Topical Classifier¶
A topical classifier classifies a sentence into a category.
Multinomial Naive Bayes Classifier¶
A multinomial naive bayes classifier is good at classifying short sentences.
Example¶
In this example, we train a multinomial naive bayes classifier to classify 22 categories of sentences.
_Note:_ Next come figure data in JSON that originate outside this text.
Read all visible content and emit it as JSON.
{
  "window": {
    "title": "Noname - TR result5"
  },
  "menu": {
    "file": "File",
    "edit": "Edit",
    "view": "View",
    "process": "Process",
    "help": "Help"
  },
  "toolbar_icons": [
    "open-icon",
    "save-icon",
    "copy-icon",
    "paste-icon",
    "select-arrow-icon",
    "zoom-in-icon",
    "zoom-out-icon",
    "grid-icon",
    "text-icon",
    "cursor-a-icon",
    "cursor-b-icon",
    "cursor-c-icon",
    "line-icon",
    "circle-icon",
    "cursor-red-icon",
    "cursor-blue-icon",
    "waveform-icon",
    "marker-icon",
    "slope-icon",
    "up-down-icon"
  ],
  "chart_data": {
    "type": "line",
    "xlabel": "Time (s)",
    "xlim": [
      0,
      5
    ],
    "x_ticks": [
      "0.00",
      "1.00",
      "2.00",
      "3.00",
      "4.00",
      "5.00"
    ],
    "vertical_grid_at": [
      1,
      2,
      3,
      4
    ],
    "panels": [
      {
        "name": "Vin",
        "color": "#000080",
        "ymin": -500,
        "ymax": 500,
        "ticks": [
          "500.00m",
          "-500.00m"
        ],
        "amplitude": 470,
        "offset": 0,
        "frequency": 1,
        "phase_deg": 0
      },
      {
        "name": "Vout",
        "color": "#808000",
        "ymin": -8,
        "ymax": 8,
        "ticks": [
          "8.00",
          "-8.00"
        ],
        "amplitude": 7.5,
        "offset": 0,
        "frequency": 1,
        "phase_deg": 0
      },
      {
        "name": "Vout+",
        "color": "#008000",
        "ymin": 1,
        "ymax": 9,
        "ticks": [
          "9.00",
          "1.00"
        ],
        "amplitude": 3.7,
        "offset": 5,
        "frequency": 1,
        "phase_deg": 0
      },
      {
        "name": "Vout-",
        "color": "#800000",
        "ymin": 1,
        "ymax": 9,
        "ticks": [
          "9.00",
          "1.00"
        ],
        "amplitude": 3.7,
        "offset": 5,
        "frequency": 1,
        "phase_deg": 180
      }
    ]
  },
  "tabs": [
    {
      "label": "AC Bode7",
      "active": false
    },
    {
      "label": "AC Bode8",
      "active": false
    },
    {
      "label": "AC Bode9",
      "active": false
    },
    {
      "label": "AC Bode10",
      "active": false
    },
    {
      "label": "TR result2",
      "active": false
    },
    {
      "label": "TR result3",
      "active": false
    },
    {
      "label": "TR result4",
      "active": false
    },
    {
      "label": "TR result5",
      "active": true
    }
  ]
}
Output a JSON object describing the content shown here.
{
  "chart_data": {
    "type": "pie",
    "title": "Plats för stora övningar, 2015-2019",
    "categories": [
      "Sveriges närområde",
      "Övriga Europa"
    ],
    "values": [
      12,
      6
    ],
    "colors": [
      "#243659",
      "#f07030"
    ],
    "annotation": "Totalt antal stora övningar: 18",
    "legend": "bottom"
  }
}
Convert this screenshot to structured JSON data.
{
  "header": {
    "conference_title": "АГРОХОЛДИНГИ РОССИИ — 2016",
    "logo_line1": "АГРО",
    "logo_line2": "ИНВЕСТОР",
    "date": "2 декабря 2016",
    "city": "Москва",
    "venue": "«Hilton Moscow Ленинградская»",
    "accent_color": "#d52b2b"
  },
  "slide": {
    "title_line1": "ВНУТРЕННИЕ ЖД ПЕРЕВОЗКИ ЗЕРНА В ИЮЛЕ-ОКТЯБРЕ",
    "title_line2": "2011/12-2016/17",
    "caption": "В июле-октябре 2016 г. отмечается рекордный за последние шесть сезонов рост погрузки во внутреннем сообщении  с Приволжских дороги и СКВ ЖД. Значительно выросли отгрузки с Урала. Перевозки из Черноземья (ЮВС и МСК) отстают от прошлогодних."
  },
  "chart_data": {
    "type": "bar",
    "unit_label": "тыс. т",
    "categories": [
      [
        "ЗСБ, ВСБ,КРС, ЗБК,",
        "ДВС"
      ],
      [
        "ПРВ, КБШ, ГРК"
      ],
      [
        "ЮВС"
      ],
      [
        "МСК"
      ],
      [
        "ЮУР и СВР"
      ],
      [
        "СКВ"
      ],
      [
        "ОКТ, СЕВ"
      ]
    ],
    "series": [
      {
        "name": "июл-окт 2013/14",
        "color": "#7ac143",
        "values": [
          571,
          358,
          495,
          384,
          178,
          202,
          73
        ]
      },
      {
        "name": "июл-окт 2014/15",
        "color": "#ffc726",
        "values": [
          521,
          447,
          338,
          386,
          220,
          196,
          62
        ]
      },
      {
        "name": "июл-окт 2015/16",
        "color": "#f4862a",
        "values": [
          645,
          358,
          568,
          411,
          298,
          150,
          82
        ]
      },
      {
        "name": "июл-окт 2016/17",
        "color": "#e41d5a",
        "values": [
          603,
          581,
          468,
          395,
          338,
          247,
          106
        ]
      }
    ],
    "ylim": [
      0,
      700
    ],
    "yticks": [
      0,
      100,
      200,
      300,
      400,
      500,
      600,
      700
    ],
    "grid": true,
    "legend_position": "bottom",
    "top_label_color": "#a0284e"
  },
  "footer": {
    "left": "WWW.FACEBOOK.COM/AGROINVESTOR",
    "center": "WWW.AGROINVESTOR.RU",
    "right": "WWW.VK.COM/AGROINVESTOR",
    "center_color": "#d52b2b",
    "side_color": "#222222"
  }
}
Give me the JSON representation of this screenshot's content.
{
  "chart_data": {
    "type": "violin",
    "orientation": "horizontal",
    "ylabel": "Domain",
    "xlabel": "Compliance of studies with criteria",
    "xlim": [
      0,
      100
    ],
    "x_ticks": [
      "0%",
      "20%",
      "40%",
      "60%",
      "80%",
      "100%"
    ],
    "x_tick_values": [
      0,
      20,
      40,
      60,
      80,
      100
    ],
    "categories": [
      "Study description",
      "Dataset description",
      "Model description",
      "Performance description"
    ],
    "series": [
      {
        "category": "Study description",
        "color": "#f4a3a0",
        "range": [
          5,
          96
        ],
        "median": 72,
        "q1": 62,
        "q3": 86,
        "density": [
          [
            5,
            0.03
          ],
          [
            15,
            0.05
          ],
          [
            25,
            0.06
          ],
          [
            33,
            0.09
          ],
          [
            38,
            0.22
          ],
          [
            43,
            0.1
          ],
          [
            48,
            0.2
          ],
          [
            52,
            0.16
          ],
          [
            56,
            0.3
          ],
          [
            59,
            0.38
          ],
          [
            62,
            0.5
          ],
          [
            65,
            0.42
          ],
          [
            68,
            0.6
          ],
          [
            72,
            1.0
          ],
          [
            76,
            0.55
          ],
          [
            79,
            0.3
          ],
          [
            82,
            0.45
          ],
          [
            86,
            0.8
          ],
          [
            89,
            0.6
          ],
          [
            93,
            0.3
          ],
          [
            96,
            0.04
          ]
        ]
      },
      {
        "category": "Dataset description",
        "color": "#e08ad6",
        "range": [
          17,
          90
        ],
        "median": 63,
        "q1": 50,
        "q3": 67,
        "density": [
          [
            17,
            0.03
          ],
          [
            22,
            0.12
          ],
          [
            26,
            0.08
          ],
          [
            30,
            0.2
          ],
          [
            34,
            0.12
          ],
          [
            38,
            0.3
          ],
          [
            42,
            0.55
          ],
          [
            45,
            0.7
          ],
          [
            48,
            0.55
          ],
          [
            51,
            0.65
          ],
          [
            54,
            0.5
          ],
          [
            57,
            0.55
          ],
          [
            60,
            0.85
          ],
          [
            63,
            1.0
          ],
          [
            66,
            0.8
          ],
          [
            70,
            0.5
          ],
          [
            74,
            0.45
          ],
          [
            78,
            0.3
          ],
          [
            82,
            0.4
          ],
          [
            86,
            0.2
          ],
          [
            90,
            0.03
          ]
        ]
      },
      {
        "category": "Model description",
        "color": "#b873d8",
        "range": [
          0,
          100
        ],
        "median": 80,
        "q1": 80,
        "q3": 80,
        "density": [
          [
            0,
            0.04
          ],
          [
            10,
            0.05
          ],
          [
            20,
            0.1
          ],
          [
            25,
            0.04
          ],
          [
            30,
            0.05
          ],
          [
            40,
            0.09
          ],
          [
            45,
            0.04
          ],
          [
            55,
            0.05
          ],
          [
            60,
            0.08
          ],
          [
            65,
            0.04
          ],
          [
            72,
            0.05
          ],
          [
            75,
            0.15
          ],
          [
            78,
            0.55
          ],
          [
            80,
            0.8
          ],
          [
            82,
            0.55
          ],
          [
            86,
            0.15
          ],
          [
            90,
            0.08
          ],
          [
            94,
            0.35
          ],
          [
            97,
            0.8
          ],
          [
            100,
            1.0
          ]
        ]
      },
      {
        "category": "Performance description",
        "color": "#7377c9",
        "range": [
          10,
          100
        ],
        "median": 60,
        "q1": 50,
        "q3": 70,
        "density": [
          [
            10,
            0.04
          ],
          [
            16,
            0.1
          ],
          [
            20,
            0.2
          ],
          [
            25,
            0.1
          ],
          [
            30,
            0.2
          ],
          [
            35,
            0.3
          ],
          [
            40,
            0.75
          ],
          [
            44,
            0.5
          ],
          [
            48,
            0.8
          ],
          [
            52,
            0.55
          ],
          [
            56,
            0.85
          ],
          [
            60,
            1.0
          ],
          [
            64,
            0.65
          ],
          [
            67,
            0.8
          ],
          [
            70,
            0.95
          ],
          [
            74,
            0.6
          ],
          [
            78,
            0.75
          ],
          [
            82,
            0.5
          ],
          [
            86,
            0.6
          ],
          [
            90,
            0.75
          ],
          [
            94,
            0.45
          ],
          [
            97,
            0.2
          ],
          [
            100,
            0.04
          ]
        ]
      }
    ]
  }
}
The script below decodes a JSON file as the training data.
using System;
using System.Collections.Generic;
using UnityEngine;
using Newtonsoft.Json;
using Newtonsoft.Json.Linq;
using Voxell;
using Voxell.Inspector;
using Voxell.NLP;
using Voxell.NLP.Classifier;
using Voxell.NLP.Tokenize;
using Voxell.NLP.PosTagger;
using Voxell.NLP.Stem;
public class NLPNaiveBayesClassifier : MonoBehaviour
{
public ClassifyOptions classifyOptions;
[StreamingAssetFilePath] public string tokenizerModel;
[StreamingAssetFilePath] public string posTaggerModel;
[StreamingAssetFilePath] public string tagDict;
public TextAsset dataset;
public List<Sentence> sentences;
public List<string> vocabs;
public string sentenceToClassify;
[InspectOnly] public string classifiedLabel;
[InspectOnly] public double highestConfidence;
private NaiveBayesClassifier classifier;
private EnglishMaximumEntropyTokenizer tokenizer;
private EnglishMaximumEntropyPosTagger posTagger;
private RegexStemmer stemmer;
public void InitializeData()
{
// reset data
sentences.Clear();
sentences.TrimExcess();
classifyOptions.labels.Clear();
classifyOptions.labels.TrimExcess();
// create tokenizer, pos tagger, and stemmer
tokenizer = new EnglishMaximumEntropyTokenizer(FileUtil.GetStreamingAssetFilePath(tokenizerModel));
posTagger = new EnglishMaximumEntropyPosTagger(
FileUtil.GetStreamingAssetFilePath(posTaggerModel),
FileUtil.GetStreamingAssetFilePath(tagDict));
stemmer = new RegexStemmer();
stemmer.CreatePattern();
// generate data
var data = JsonConvert.DeserializeObject<JObject>(dataset.text);
JToken intents = data["intents"];
foreach (JToken intent in intents)
classifyOptions.AddLabel((string)intent["intent"]);
foreach (JToken intent in intents)
{
// convert each sentences into a Sentence class and add it into the list
foreach (JToken text in intent["text"])
sentences.Add(new Sentence(
((string)text).ToLower(),
(string)intent["intent"],
tokenizer, posTagger, stemmer
));
}
}
[Button]
public void TrainClassifier()
{
InitializeData();
// train and save the model
classifier = new NaiveBayesClassifier();
classifier.Train(sentences, classifyOptions);
classifier.SaveModel(classifyOptions);
}
[Button]
public void Classify()
{
if (tokenizer == null)
{
// recreate tokenizer, pos tagger, and stemmer if editor is being refreshed
tokenizer = new EnglishMaximumEntropyTokenizer(FileUtil.GetStreamingAssetFilePath(tokenizerModel));
posTagger = new EnglishMaximumEntropyPosTagger(
FileUtil.GetStreamingAssetFilePath(posTaggerModel),
FileUtil.GetStreamingAssetFilePath(tagDict));
stemmer = new RegexStemmer();
stemmer.CreatePattern();
}
// convert string sentence to Sentence class
Sentence sent = new Sentence(sentenceToClassify.ToLower(), "", tokenizer, posTagger, stemmer);
classifier = new NaiveBayesClassifier();
classifier.LoadModel(classifyOptions);
// take a look at all the vocabs that the classifier stored
vocabs = classifier.words;
List<Tuple<string, double>> result = classifier.Classify(sent, classifyOptions);
classifiedLabel = "";
highestConfidence = 0.0;
for (int r=0; r < result.Count; r++)
{
if (result[r].Item2 > highestConfidence)
{
classifiedLabel = result[r].Item1;
highestConfidence = result[r].Item2;
}
}
}
}